The two performances Gene Hackman knew were terrible: “I can’t say I was any good”
In the early days of his career, it would be an enormous understatement to say Gene Hackman had a chip on his shoulder. However, when your acting school awards you the worst score ever bestowed upon a student, being angry at the world sounds like a perfectly rational response.
Hackman joined the Pasadena Playhouse in 1956 to study his craft and was immediately marked as an outsider by his classmates. He was much older than most of them, for one thing, was already married, and had previously served four years in the Marines. The only friend he was able to make at the school was a young Angelino named Dustin Hoffman, and preposterously, the two were voted by their peers as the “least likely to succeed”.
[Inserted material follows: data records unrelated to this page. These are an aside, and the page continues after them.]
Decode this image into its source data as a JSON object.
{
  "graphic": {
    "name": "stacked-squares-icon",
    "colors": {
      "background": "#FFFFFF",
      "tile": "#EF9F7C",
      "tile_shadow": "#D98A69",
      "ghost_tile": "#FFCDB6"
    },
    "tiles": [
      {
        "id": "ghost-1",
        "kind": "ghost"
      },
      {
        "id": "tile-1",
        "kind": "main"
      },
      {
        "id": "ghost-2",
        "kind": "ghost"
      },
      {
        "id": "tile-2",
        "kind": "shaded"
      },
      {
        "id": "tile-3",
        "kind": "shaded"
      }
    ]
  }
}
After leaving the institution, which clearly didn’t value him at all, Hackman moved with Hoffman to New York City to pursue a career. He carried the hurt from his experiences at the Pasadena Playhouse, the Marines, and a broken childhood with him, turning it all into fuel for the fire of ambition within him. He desperately wanted to prove people wrong, and once admitted his mindset was more like “psychological warfare” than anything else.
“I wasn’t going to let those fuckers get me down,” Hackman once stated in no uncertain terms. “I insisted with myself that I would continue to do whatever it took to get a job. It was like me against them…In acting, there is a part of you that relishes the struggle”.
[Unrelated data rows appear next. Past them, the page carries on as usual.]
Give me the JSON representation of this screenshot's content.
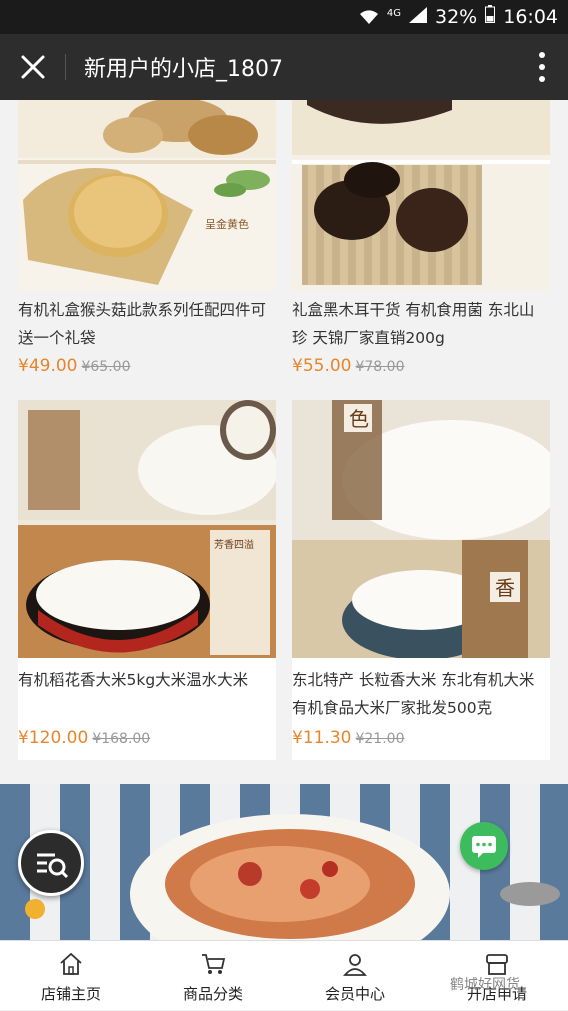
{
  "status_bar": {
    "network": "4G",
    "battery": "32%",
    "time": "16:04"
  },
  "app_bar": {
    "title": "新用户的小店_1807"
  },
  "products": [
    {
      "name": "有机礼盒猴头菇此款系列任配四件可送一个礼袋",
      "price": "¥49.00",
      "original_price": "¥65.00",
      "image_caption": "呈金黄色"
    },
    {
      "name": "礼盒黑木耳干货 有机食用菌 东北山珍 天锦厂家直销200g",
      "price": "¥55.00",
      "original_price": "¥78.00"
    },
    {
      "name": "有机稻花香大米5kg大米温水大米",
      "price": "¥120.00",
      "original_price": "¥168.00",
      "image_caption": "芳香四溢"
    },
    {
      "name": "东北特产 长粒香大米 东北有机大米 有机食品大米厂家批发500克",
      "price": "¥11.30",
      "original_price": "¥21.00",
      "image_caption_1": "色",
      "image_caption_2": "香"
    }
  ],
  "tab_bar": {
    "items": [
      {
        "label": "店铺主页",
        "icon": "home-icon"
      },
      {
        "label": "商品分类",
        "icon": "cart-icon"
      },
      {
        "label": "会员中心",
        "icon": "user-icon"
      },
      {
        "label": "开店申请",
        "icon": "shop-icon"
      }
    ]
  },
  "watermark": "鹤城好网货",
  "colors": {
    "price": "#e5862c",
    "app_bar": "#2d2d2d",
    "chat_fab": "#3cbc5c"
  }
}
In those early days, Hackman was willing to do “whatever it takes” to land an audition, let alone a job.
In the early ‘60s, Hackman was vindicated when he began landing small roles in Off-Broadway plays, before he began appearing in a host of the day’s television shows. In 1964, he landed his first big-screen role, and three years later, he had a breakthrough with four movies seeing release in one calendar year.
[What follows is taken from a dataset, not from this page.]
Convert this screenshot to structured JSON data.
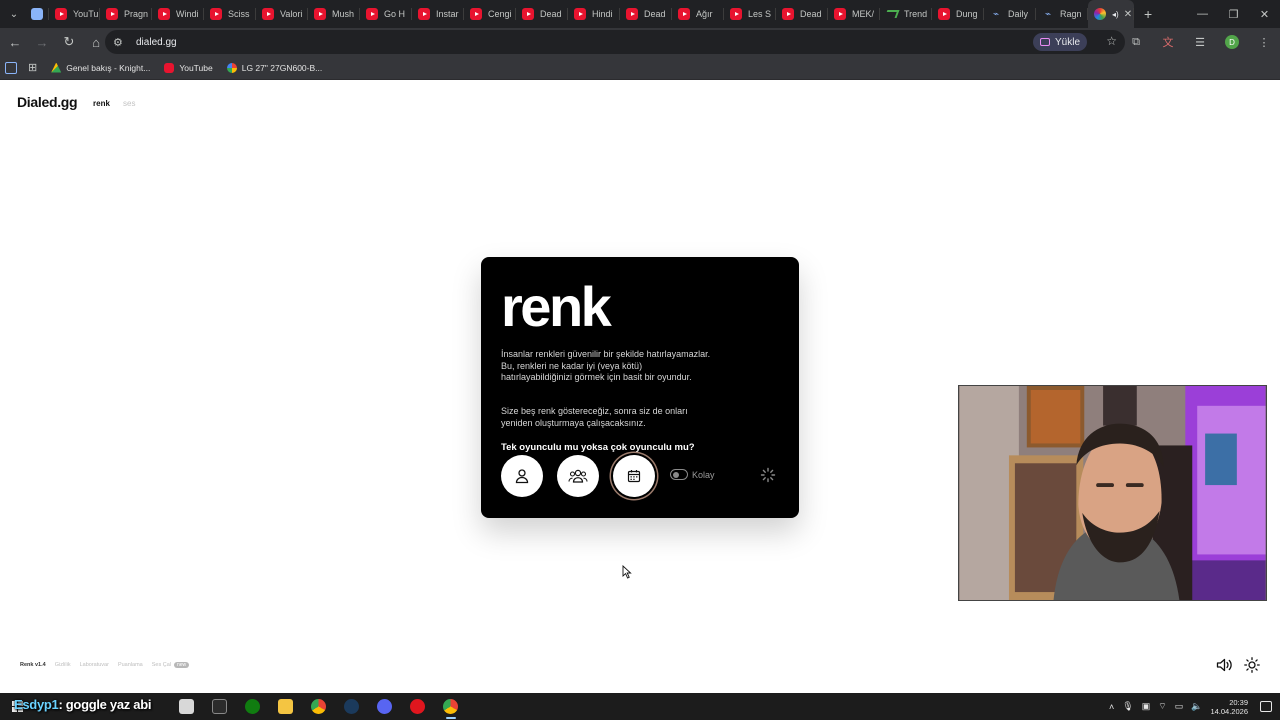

The first, a drama entitled Banning, didn’t make much of an impact, while the last, Bonnie & Clyde, changed his career forever. In between, though, Hackman toiled away in small parts in the legal drama A Covenant with Death and the war epic First to Fight. Suddenly, Hackman was building a very solid CV as a character actor who could be relied on to turn his hand to many different kinds of characters, each one infused with his trademark intensity.
Maybe he was still carrying a chip on his shoulder about that stretch of his career, because even though those films did the job of getting his name out there in Hollywood, Hackman never really rated his own performances. Worse, he didn’t think much of the movies themselves, either.
“I can’t say I was any good in those films because I hadn’t learned how to do movie acting,” he commiserated in an autobiography by Michael Munn. “But it didn’t matter because the films were not much better than my acting. My main function in A Covenant with Death was to find a suicide note from the real murderer, so that didn’t take much emoting.”
In Hackman’s mind, First to Fight at least required him to tap into his previous military experience, but once again, it wasn’t anything to write home about. Amusingly, he claimed he didn’t have to mine too many emotional depths to play the role, because all he did was “pretend” he was “very brave.”